Besides transport links in the proximity of your premises, parking is another essential element of a good office. Perhaps you won't ride to work each morning, and maybe your employees won't use their cars either. But what about your customers? 

Nobody likes parking a few blocks away from the place they're going, so make sure there is at least sufficient street parking near your new office.

7. Price and Commercial Mortgage Options 

Once you've determined how big an office you need, consider prices and mortgage options. Commercial property prices can vary widely based on the city or area they're based in. For instance, an office in the heart of London City can cost ten times more than one located in an outer neighbourhood. However, make sure the office is still located in a good area if you want quick access to a commercial mortgage. 

Speaking of which, don't settle on one mortgage solution and don't shop for the best mortgage yourself – unless you're a financial expert, that is.

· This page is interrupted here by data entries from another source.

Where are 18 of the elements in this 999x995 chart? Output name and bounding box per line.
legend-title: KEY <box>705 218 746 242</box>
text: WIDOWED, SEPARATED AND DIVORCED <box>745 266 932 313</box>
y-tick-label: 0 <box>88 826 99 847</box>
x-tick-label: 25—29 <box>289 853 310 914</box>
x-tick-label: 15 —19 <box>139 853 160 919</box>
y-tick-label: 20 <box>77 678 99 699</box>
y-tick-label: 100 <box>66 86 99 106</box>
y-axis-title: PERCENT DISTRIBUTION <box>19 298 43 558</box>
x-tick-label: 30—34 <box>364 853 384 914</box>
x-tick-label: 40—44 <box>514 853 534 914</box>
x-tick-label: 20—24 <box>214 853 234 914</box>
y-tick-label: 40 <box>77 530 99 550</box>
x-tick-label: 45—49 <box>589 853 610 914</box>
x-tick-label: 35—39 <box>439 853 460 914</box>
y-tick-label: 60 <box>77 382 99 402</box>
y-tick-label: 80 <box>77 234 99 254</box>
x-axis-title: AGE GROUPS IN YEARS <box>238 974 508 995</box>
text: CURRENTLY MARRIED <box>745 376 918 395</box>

Working with a finance broker when shopping for commercial mortgages or other financial products comes with multiple advantages. Indeed, brokers have more connections with banks and financial institutions and can access mortgages and financing options you wouldn't even know about. So, focus on doing what you do best and let the specialists find the right funding solution for buying a new commercial property.

8. Is it Scalable?

When buying an office for a new company, chances are you won't go for the biggest place in town. However, if your business skyrockets and you have to scale up to a bigger space, it's nice to know that you can find the extra space you need in the same building, maybe even on the same floor.


Otherwise, you'll either have to sell your office and buy a new one or rent it out and move elsewhere with your team.

9. Can You Cash It Out? 

Buying commercial property is an investment, but it only is a wise one if you can sell the property for a profit, should you want to.

Many things can go wrong when running a company. For this reason, you should be able to use your new office to get fast access to cash if needed. Whether it's renting out the premises or selling it to get liquidity, make sure your new property can appeal to most business owners. Otherwise, you might not be able to cash it out.